Tree of Thoughts crystallized a broader shift in how the field thinks about language model inference. Before ToT, the dominant paradigm was to improve model outputs by improving the model itself (better training data, more parameters, better fine-tuning). ToT demonstrated that inference-time computation – spending more compute at test time through structured search – could dramatically improve performance without any model changes. This “scaling inference compute” idea became a major research direction.

The framework influenced a wave of follow-up work on structured reasoning with LMs. Methods like Graph of Thoughts, Algorithm of Thoughts, and various agent-based reasoning systems can trace their lineage to ToT’s core insight that LMs can serve as both generators and evaluators within a search procedure. The paper’s connection to classical AI search (BFS, DFS, A*) also helped bridge the modern deep learning community with decades of work in symbolic AI and planning.

More broadly, ToT contributed to the conceptual vocabulary now used throughout the field. The idea that standard LM generation is “System 1” thinking and that structured search provides “System 2” capabilities has become a common framing. This distinction has influenced the design of reasoning-focused models and inference strategies, including the trend toward models that “think longer” on harder problems by generating more intermediate tokens before committing to an answer.

Prerequisites

To understand this paper, the reader should be comfortable with:

Conditional probability and the chain rule: The autoregressive factorization $p(x_1, \ldots, x_n) = \prod p(x_i | x_{<i})$ is the foundation of how language models generate text (see Attention Is All You Need for the transformer architecture that implements this, and Improving Language Understanding by Generative Pre-Training for how GPT applies it)
Tree search algorithms: Breadth-first search (BFS) and depth-first search (DFS) are standard algorithms from introductory computer science – the paper applies them directly
Prompting: The paper assumes familiarity with how language models are steered by input prompts, including few-shot examples and chain-of-thought prompting

Connections

Builds on chain-of-thought prompting (Wei et al., 2022) and self-consistency (Wang et al., 2022): ToT explicitly generalizes both.

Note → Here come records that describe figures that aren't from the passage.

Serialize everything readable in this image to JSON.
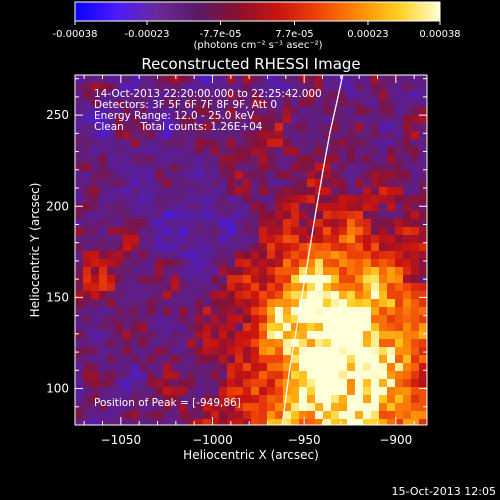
{
  "window": {
    "title": "Reconstructed RHESSI Image",
    "footer_date": "15-Oct-2013 12:05"
  },
  "colorbar": {
    "tick_labels": [
      "-0.00038",
      "-0.00023",
      "-7.7e-05",
      "7.7e-05",
      "0.00023",
      "0.00038"
    ],
    "tick_values": [
      -0.00038,
      -0.00023,
      -7.7e-05,
      7.7e-05,
      0.00023,
      0.00038
    ],
    "range": [
      -0.00038,
      0.00038
    ],
    "unit_text": "(photons cm⁻² s⁻¹ asec⁻²)",
    "colors": [
      "#0a00ff",
      "#4a1aff",
      "#6a2a9a",
      "#5a1a6a",
      "#8a1030",
      "#c81410",
      "#ee4408",
      "#ff8a08",
      "#ffd020",
      "#ffffd8"
    ]
  },
  "annotations": {
    "time_range": "14-Oct-2013 22:20:00.000 to 22:25:42.000",
    "detectors": "Detectors: 3F 5F 6F 7F 8F 9F, Att 0",
    "energy": "Energy Range: 12.0 - 25.0 keV",
    "clean": "Clean     Total counts: 1.26E+04",
    "peak": "Position of Peak = [-949,86]"
  },
  "chart_data": {
    "type": "heatmap",
    "title": "Reconstructed RHESSI Image",
    "xlabel": "Heliocentric X (arcsec)",
    "ylabel": "Heliocentric Y (arcsec)",
    "xlim": [
      -1075,
      -883
    ],
    "ylim": [
      80,
      272
    ],
    "x_ticks": [
      -1050,
      -1000,
      -950,
      -900
    ],
    "y_ticks": [
      100,
      150,
      200,
      250
    ],
    "x_tick_labels": [
      "−1050",
      "−1000",
      "−950",
      "−900"
    ],
    "y_tick_labels": [
      "100",
      "150",
      "200",
      "250"
    ],
    "peak_position": [
      -949,
      86
    ],
    "limb_curve": {
      "x": [
        -962,
        -958,
        -953,
        -948,
        -944,
        -940,
        -936,
        -932,
        -929
      ],
      "y": [
        80,
        110,
        140,
        170,
        195,
        218,
        240,
        258,
        272
      ]
    }
  }
}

CoT is a tree of depth $n$ and breadth 1; CoT-SC is a tree of depth 1 and breadth $k$. ToT is the general case with arbitrary depth and breadth.
Builds on autoregressive language models like GPT (see Improving Language Understanding by Generative Pre-Training): ToT uses a pretrained autoregressive LM as its core engine for both generating and evaluating thoughts. The framework is model-agnostic but was tested with GPT-4.
Connects to transformer attention mechanisms (see Attention Is All You Need): The transformer’s ability to attend to all previous tokens is what makes it possible for the LM to evaluate complex partial states and generate contextually appropriate next thoughts.
Shares the “inference-time scaling” insight with self-consistency: Both methods spend more compute at test time to get better results, but ToT structures this compute as a search tree rather than independent samples.
Relates to retrieval-augmented generation (see Retrieval-Augmented Generation): Both address the limitation that a single forward pass through an LM may not be sufficient. RAG augments the model with external knowledge retrieval; ToT augments it with internal deliberation and search. These approaches are complementary.
Foreshadows reasoning-focused inference methods: ToT’s insight that “spending more inference compute yields better reasoning” anticipated later developments like OpenAI’s o1 model, which trains models to generate extended reasoning chains.